Thanks, @rainest. Will give it a try

cmwylie19 commented 2 years ago

Thank you! We were successful after:

Patch kong-operator deployment update RELATED_IMAGE_KONG.

kubectl patch deploy/kong-operator -n openshift-operators  -p "{\"spec\": { \"template\" : { \"spec\" : {\"containers\":[{\"name\":\"kong-operator\",\"env\": [{ \"name\" : \"RELATED_IMAGE_KONG\", \"value\": 
\"kong/kong-gateway:2.8.0.0-alpine\" }]}]}}}}"
kubectl patch deploy/kong-operator -n openshift-operators  -p "{\"spec\": { \"template\" : { \"spec\" : {\"containers\":[{\"name\":\"kong-operator\",\"env\": [{ \"name\" : \"RELATED_IMAGE_KONG_CONTROLLER\", \"value\": 
\"kong/kubernetes-ingress-controller:2.2.1\" }]}]}}}}"

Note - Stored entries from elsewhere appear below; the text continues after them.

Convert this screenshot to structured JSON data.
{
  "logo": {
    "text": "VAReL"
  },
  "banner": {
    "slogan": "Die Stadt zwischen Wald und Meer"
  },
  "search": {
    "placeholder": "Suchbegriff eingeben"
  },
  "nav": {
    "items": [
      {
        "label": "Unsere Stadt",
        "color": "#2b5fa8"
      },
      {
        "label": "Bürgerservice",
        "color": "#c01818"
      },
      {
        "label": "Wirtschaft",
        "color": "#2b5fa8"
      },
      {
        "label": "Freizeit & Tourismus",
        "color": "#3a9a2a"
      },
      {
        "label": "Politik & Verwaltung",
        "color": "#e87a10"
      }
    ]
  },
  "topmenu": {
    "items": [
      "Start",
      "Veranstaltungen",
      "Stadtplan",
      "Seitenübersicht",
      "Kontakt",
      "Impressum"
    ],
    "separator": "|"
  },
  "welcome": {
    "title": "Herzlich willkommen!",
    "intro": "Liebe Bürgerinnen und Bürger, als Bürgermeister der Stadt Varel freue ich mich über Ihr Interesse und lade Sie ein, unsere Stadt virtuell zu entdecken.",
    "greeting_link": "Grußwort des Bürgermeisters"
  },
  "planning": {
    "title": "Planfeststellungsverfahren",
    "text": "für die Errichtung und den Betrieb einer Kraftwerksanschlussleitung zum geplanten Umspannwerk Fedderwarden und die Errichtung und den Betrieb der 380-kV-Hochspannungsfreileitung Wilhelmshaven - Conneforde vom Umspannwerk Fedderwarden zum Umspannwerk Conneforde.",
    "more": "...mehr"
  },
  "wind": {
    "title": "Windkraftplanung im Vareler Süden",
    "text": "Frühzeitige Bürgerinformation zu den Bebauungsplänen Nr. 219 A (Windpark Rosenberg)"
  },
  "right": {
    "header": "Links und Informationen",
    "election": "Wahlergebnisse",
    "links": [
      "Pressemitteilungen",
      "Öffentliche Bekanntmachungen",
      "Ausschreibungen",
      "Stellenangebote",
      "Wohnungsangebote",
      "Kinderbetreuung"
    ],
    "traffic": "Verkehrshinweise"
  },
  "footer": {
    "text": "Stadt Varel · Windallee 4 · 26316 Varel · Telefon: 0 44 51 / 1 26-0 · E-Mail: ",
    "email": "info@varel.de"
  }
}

and setting unifiedImageTags in the Kong Operator instances:

kubectl apply -f -<<EOF
apiVersion: charts.konghq.com/v1alpha1
kind: Kong
metadata:
  name: kong
  namespace: kong
spec:
  admin:
    enabled: true
    http:
      enabled: true
    type: NodePort
  cluster:
    enabled: true
    tls:
      containerPort: 8005
      enabled: true
      servicePort: 8005
  clustertelemetry:
    enabled: true
    tls:
      containerPort: 8006
      enabled: true
      servicePort: 8006
  enterprise:
    enabled: true
    license_secret: kong-enterprise-license
    portal:
      enabled: true
    rbac:
      admin_gui_auth_conf_secret: admin-gui-session-conf
      enabled: true
      session_conf_secret: kong-session-config
    smtp:
      enabled: false
  env:
    cluster_cert: /etc/secrets/kong-cluster-cert/tls.crt
    cluster_cert_key: /etc/secrets/kong-cluster-cert/tls.key
    database: postgres
    password:
      valueFrom:
        secretKeyRef:
          key: password
          name: kong-enterprise-superuser-password
    portal_gui_protocol: http
    role: control_plane
  image:
    unifiedRepoTag: kong/kong-gateway:2.8.0.0-alpine
    repository: kong/kong-gateway
    tag: 2.8.0.0-alpine
  ingressController:
    enabled: true
    env:
      enable_reverse_sync: true
      kong_admin_token:
        valueFrom:
          secretKeyRef:
            key: password
            name: kong-enterprise-superuser-password
      sync_period: 1m
    image:
      repository: kong/kubernetes-ingress-controller
      tag: 2.2.1
      unifiedRepoTag: kong/kubernetes-ingress-controller:2.2.1
    installCRDs: false
  manager:
    enabled: true
    type: NodePort
  portal:
    enabled: true
    http:
      enabled: true
    type: NodePort
  portalapi:
    enabled: true
    http:
      enabled: true
    type: NodePort
  postgresql:
    enabled: true
    postgresqlDatabase: kong
    postgresqlPassword: kong
    postgresqlUsername: kong
    securityContext:
      fsGroup: ""
      runAsUser: 1000670000
  proxy:
    enabled: true
  secretVolumes:
  - kong-cluster-cert
EOF
rainest commented 2 years ago

:+1: closed per the above.